O Salmo que me ajudou a enfrentar o coronavírus

“Os Salmos me ensinaram que todas as gerações acusaram Deus de se esconder e dormir, e todas as gerações descobriram que ele está muito acordado e consciente”

Nunca estive tão doente em minha vida como nestas semanas. Eu contraí o coronavírus e passei dias lutando contra a doença.

Os sintomas físicos eram ruins, mas os emocionais e espirituais foram piores. Eu não poderia ter lidado com isso sem o amor incansável de minha esposa, April, e os Salmos.

Um dia típico da minha rotina incluía fadiga, calafrios, febre, ansiedade e “desesperança”- e tudo isso se repetia várias vezes.

Para passar o tempo, eu lia as notícias no meu smartphone e depois dava uma olhada nas mídias sociais para ver as opiniões das pessoas.

A noite era pior. Eu tremia de frio enquanto sussurros sombrios da desgraça enchiam meu quarto. Então eu me sentava e olhava a escuridão por horas, enquanto pensamentos selvagens me tomavam em pânico e medo.

Depois de uma noite particularmente ruim, decidi tentar algo novo: desliguei o telefone e coloquei-o longe. No lugar dele, peguei os Salmos. Abri no meio do livro e li um após o outro.

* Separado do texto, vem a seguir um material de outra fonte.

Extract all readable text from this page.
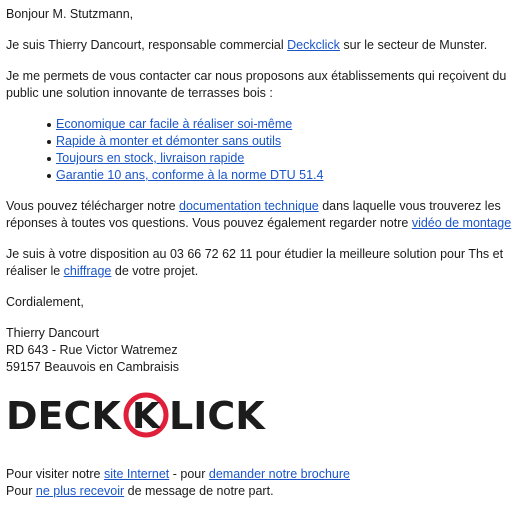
Bonjour M. Stutzmann,

Je suis Thierry Dancourt, responsable commercial Deckclick sur le secteur de Munster.

Je me permets de vous contacter car nous proposons aux établissements qui reçoivent du public une solution innovante de terrasses bois :

Economique car facile à réaliser soi-même
Rapide à monter et démonter sans outils
Toujours en stock, livraison rapide
Garantie 10 ans, conforme à la norme DTU 51.4

Vous pouvez télécharger notre documentation technique dans laquelle vous trouverez les réponses à toutes vos questions. Vous pouvez également regarder notre vidéo de montage

Je suis à votre disposition au 03 66 72 62 11 pour étudier la meilleure solution pour Ths et réaliser le chiffrage de votre projet.

Cordialement,

Thierry Dancourt

RD 643 - Rue Victor Watremez

59157 Beauvois en Cambraisis

DECK K LICK

Pour visiter notre site Internet - pour demander notre brochure

Pour ne plus recevoir de message de notre part.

Primeiro, os Salmos transformaram minhas preocupações em orações; então eles pintaram uma bela imagem de como é a esperança.

O Salmo 84 me encheu de doce desejo:

Quão amável é a vossa morada, ó Senhor dos exércitos!

A minha alma desfalece e consome-se pelos átrios do Senhor.

O meu coração e a minha carne gritam de alegria,

pelo encontro do Deus vivo”.

Mas o Salmo 77 realmente parecia ter sido escrito especificamente para uma pessoa acordada à noite, doente de coronavírus e preocupada:

“Se penso em Deus, suspiro,

se medito, sinto desfalecer o meu espírito.

Vós me conservais os meus olhos abertos;

estou perturbado, falta-me a palavra.

(…)

Porventura, o Senhor nos abandonará para sempre, 

não voltará a ser-nos propício?

Porventura, o seu amor esgotou-se para sempre

terminou as suas palavras para as gerações?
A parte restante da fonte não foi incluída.